The lake is also purportedly home to mysterious giant fish said to dwell in its depths. Lake Shikotsu has become known for its sightings of what are most commonly described as giant trout reported to be 2 meters (6.6 ft) in length. These giant trout have long been reported by fishermen on the lake, and there are even accounts of whole schools of the huge fish being seen.
Lake Shikotsu is home to several salmonoid fish species, such as rainbow trout and red salmon (sockeye salmon) which were introduced in 1895 as a food fish, among others. The lake is also renowned for its brown trout fishing, and the Japanese record brown trout was taken here. The record fish was 93.5 cm (3 feet) long, and weighed 13.5 kg (30 lbs).
Could there be something even bigger? Are there unusually gigantic salmon or trout lurking in the waters of Lake Shikotsu?
One possibility is that there may be a population of large salmonoids such as the Sakhalin Taimen (Hucho perryi) lurking in the depths of the lake. These are some of the largest salmonoids in the world, reaching lengths of over 200 cm (6.6 feet), and weights of over 100 kg (220 pounds). These fish are indeed found in Hokkaido, where they are considered practically extinct due to rampant overfishing and loss of habitat.

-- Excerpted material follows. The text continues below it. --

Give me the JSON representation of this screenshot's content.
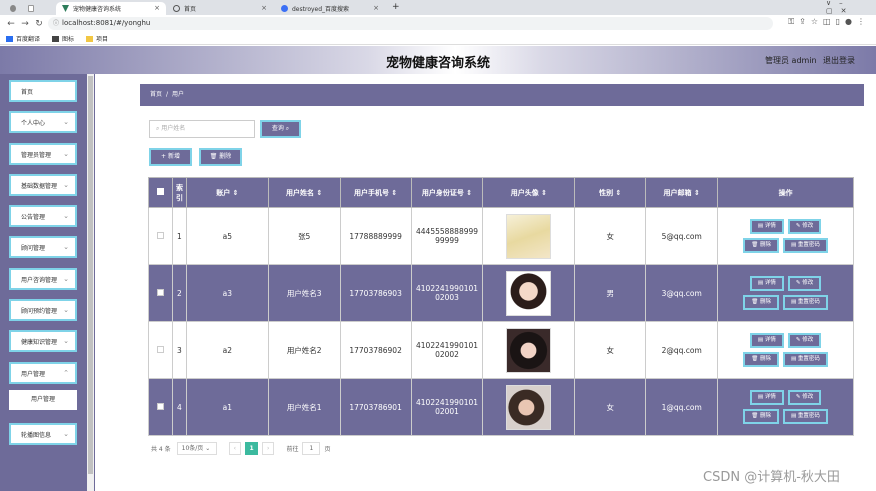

Although Sakhalin taimen are not known to live in Lake Shikotsu, a population present there could explain the reports of giant trout there.
There could also be a possible population of the Siberian taimen (Hucho taimen), a similarly large salmonoid found in Russia and other parts of East Asia. This species is not known in Japan, however the proximity of Russia and Hokkaido could allow for an out of place population of the fish.
Could some very large species of exotic salmonoid be behind these sightings? Are these merely oversized individuals of species already known to be in the lake? Are the giant fish seen in Lake Shikotsu something else entirely?
Whatever it is out there swimming through the cold, clear waters of Lake Shikotsu, one thing that is for sure is that the mysterious stories of giant fish continue.